Datafication is the driving force behind Big Data. It’s also causing a threefold shift in how we look for meaning in the information available to us: away from traditional sampling approaches, toward greater tolerance of messy, unstructured data, and into the search for correlations rather than absolute, singular causes to explain trends and events. These changes are already having major impacts in every area of our lives—from scientific research to business and finance, to healthcare, education and transportation.

From sampling to knowing

Representative sampling is based on the idea that, within a certain margin of error, we can make inferences about a total population from a small, randomized subset. This works well for simple questions like, “Which of our customers generate the most revenue?” but lacks the detail to effectively answer queries like, “Which customers are most profitable?” or, “Which customers are considering to leave us for another vendor?”

Inexpensive computer memory, powerful processors and sophisticated algorithms now allow us to analyze vast amounts of data rather than small samples. Using Big Data in this way has the considerable advantage of predictive capability—it can identify patterns and trends that aren’t detectable in a small sample, giving an unprecedented view of future behavior.

From clean to messy

What’s new about Big Data isn’t just that there’s lots of it. Because it comes from many different sources in many different formats, it’s not tidy like traditional datasets. Tolerating some inaccuracy may require data analysts to shift their outlooks a little, but when you’re trying to answer big, complex questions, the gain in data scope is a good trade-off against using smaller amounts of very exact data. Here’s an example.

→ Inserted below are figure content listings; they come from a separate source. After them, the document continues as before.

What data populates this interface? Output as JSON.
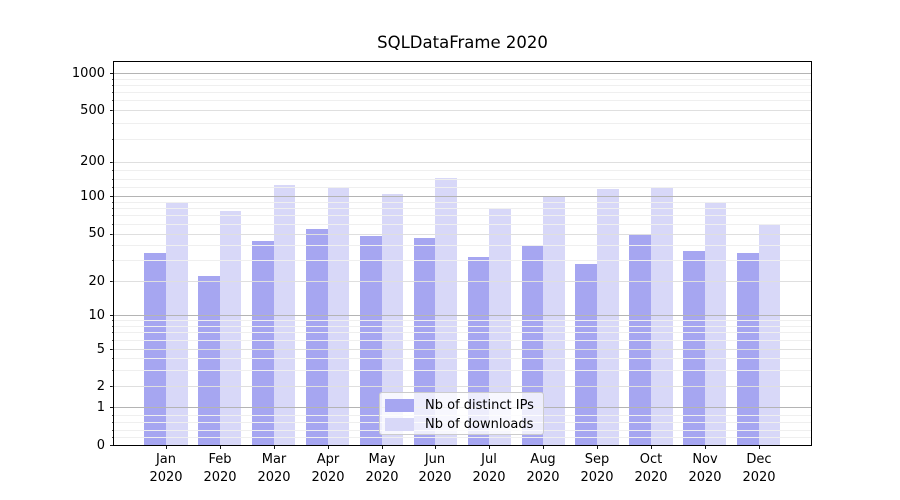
{
  "chart_data": {
    "type": "bar",
    "title": "SQLDataFrame 2020",
    "categories": [
      "Jan",
      "Feb",
      "Mar",
      "Apr",
      "May",
      "Jun",
      "Jul",
      "Aug",
      "Sep",
      "Oct",
      "Nov",
      "Dec"
    ],
    "category_sublabel": "2020",
    "series": [
      {
        "name": "Nb of distinct IPs",
        "color": "#a6a6f1",
        "values": [
          34,
          22,
          43,
          54,
          48,
          46,
          32,
          40,
          28,
          50,
          36,
          34
        ]
      },
      {
        "name": "Nb of downloads",
        "color": "#d8d8f8",
        "values": [
          90,
          76,
          124,
          121,
          105,
          145,
          78,
          101,
          115,
          118,
          90,
          58
        ]
      }
    ],
    "y_axis": {
      "scale": "symlog",
      "tick_values": [
        0,
        1,
        2,
        5,
        10,
        20,
        50,
        100,
        200,
        500,
        1000
      ],
      "tick_labels": [
        "0",
        "1",
        "2",
        "5",
        "10",
        "20",
        "50",
        "100",
        "200",
        "500",
        "1000"
      ],
      "major_gridlines": [
        1,
        10,
        100,
        1000
      ],
      "mid_gridlines": [
        2,
        5,
        20,
        50,
        200,
        500
      ],
      "minor_gridlines": [
        0.2,
        0.4,
        0.6,
        0.8,
        3,
        4,
        6,
        7,
        8,
        9,
        30,
        40,
        60,
        70,
        80,
        90,
        120,
        140,
        170,
        300,
        400,
        600,
        700,
        800,
        900
      ],
      "range": [
        0,
        1200
      ]
    },
    "legend": {
      "entries": [
        "Nb of distinct IPs",
        "Nb of downloads"
      ],
      "position": "lower center"
    },
    "grid": "horizontal major+minor, drawn above bars"
  },
  "colors": {
    "background": "#ffffff",
    "spine": "#000000",
    "text": "#000000",
    "grid_major": "#b4b4b4",
    "grid_mid": "#dfdfdf",
    "grid_minor": "#efefef",
    "legend_border": "#cccccc",
    "legend_background": "rgba(255,255,255,0.8)"
  }
}
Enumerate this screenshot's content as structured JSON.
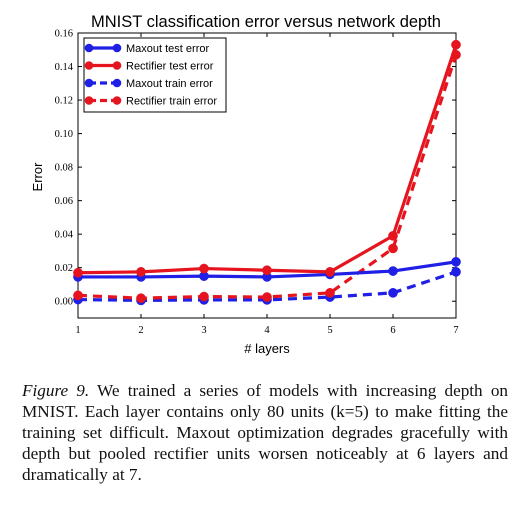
{
  "chart_data": {
    "type": "line",
    "title": "MNIST classification error versus network depth",
    "xlabel": "# layers",
    "ylabel": "Error",
    "x": [
      1,
      2,
      3,
      4,
      5,
      6,
      7
    ],
    "xlim": [
      1,
      7
    ],
    "ylim": [
      -0.01,
      0.16
    ],
    "yticks": [
      "0.00",
      "0.02",
      "0.04",
      "0.06",
      "0.08",
      "0.10",
      "0.12",
      "0.14",
      "0.16"
    ],
    "xticks": [
      "1",
      "2",
      "3",
      "4",
      "5",
      "6",
      "7"
    ],
    "grid": false,
    "legend_position": "top-left",
    "series": [
      {
        "name": "Maxout test error",
        "color": "#1f1fe6",
        "dash": "solid",
        "values": [
          0.0145,
          0.0145,
          0.015,
          0.0145,
          0.016,
          0.018,
          0.0235
        ]
      },
      {
        "name": "Rectifier test error",
        "color": "#e6141e",
        "dash": "solid",
        "values": [
          0.017,
          0.0175,
          0.0195,
          0.0185,
          0.0175,
          0.039,
          0.153
        ]
      },
      {
        "name": "Maxout train error",
        "color": "#1f1fe6",
        "dash": "dashed",
        "values": [
          0.001,
          0.0005,
          0.0008,
          0.0008,
          0.0025,
          0.005,
          0.0175
        ]
      },
      {
        "name": "Rectifier train error",
        "color": "#e6141e",
        "dash": "dashed",
        "values": [
          0.0035,
          0.0018,
          0.0028,
          0.0025,
          0.005,
          0.0315,
          0.147
        ]
      }
    ]
  },
  "caption": {
    "label": "Figure 9.",
    "text": " We trained a series of models with increasing depth on MNIST. Each layer contains only 80 units (k=5) to make fitting the training set difficult. Maxout optimization degrades gracefully with depth but pooled rectifier units worsen noticeably at 6 layers and dramatically at 7."
  }
}
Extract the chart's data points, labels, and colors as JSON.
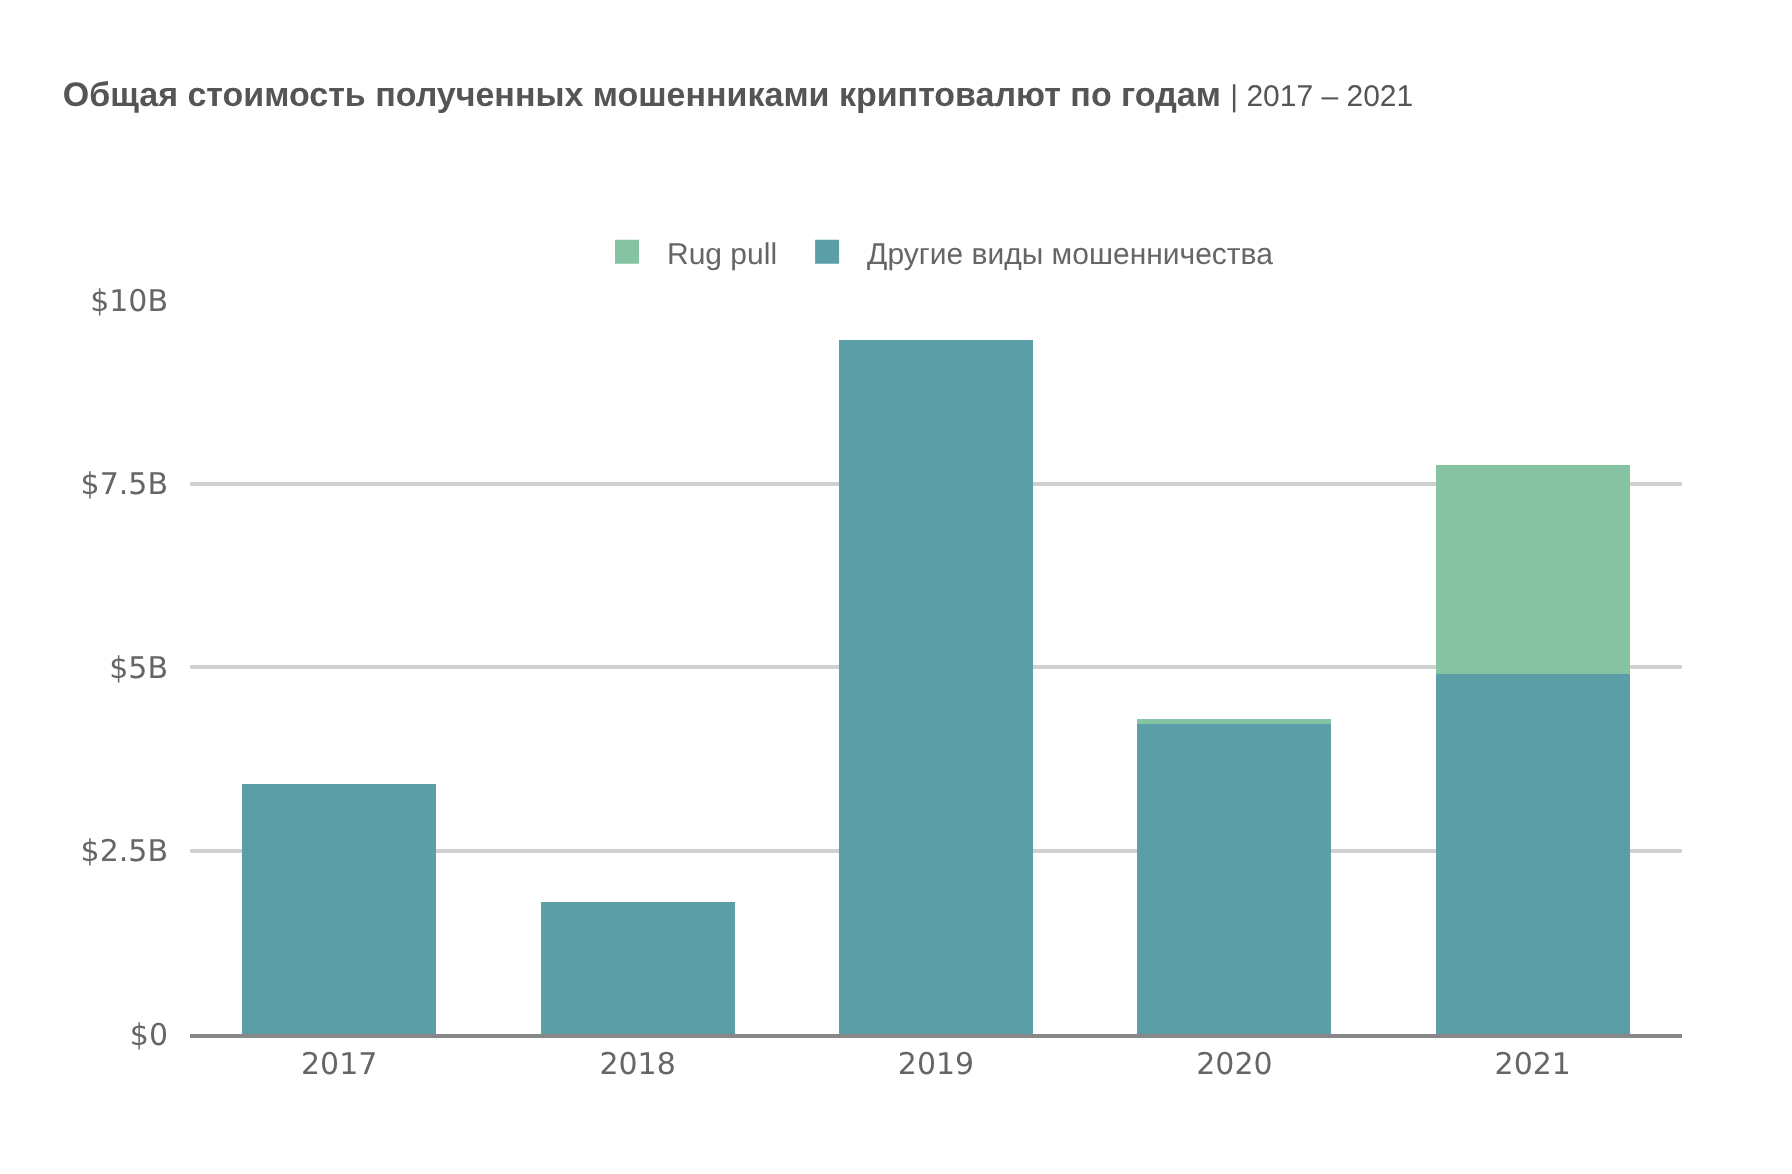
{
  "chart_data": {
    "type": "bar",
    "title": "Общая стоимость полученных мошенниками криптовалют по годам",
    "subtitle": "| 2017 – 2021",
    "categories": [
      "2017",
      "2018",
      "2019",
      "2020",
      "2021"
    ],
    "series": [
      {
        "name": "Другие виды мошенничества",
        "color": "#5b9ea8",
        "values": [
          3.4,
          1.8,
          9.45,
          4.25,
          4.9
        ]
      },
      {
        "name": "Rug pull",
        "color": "#86c3a3",
        "values": [
          0,
          0,
          0,
          0.04,
          2.85
        ]
      }
    ],
    "stacked": true,
    "ylim": [
      0,
      10
    ],
    "yticks": [
      {
        "value": 0,
        "label": "$0"
      },
      {
        "value": 2.5,
        "label": "$2.5B"
      },
      {
        "value": 5,
        "label": "$5B"
      },
      {
        "value": 7.5,
        "label": "$7.5B"
      },
      {
        "value": 10,
        "label": "$10B"
      }
    ],
    "grid": "y",
    "legend": "top"
  }
}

In 2009, Google showed it’s possible to predict locations of seasonal outbreaks of the flu using nothing more than archived records of Google searches. The sheer size of the data set (think a billion searches a day in the U.S. alone) more than compensated for its messiness. After running nearly half a billion calculations against the data, Google identified 45 terms—words such as “headache” and “runny nose”—that had a strong correlation with the CDC’s data on flu outbreaks.

From cause to correlation

The Google example points to a third change brought about by datafication and Big Data: abandoning the search for certainty. Instead of looking for causes, innovative data users are looking for correlations. For example, automotive and aviation engineers are collecting and analyzing massive quantities of information on engines that have failed, looking for patterns that will help them predict when other engines might be at risk of failing in the future. They’re not seeking a single cause for a single event; they’re mapping correlations between huge numbers of events to recognize patterns that can be put to practical, preventative use.

The correlation approach has been used to spot infections in premature babies before overt symptoms appear and to predict everything from manhole cover failures to consumer purchasing habits.

Big Data insights require Big Thinking

Harnessing the powerful, often unpredictable, insights available from Big Data requires three things: as complete a dataset as possible, people with the skills required to collect, manage and analyze that data, and people who know how to ask unexpected, even visionary questions. It’s not just a matter of the right technologies—it’s about a fundamental shift in how we relate to data and what can be done with it.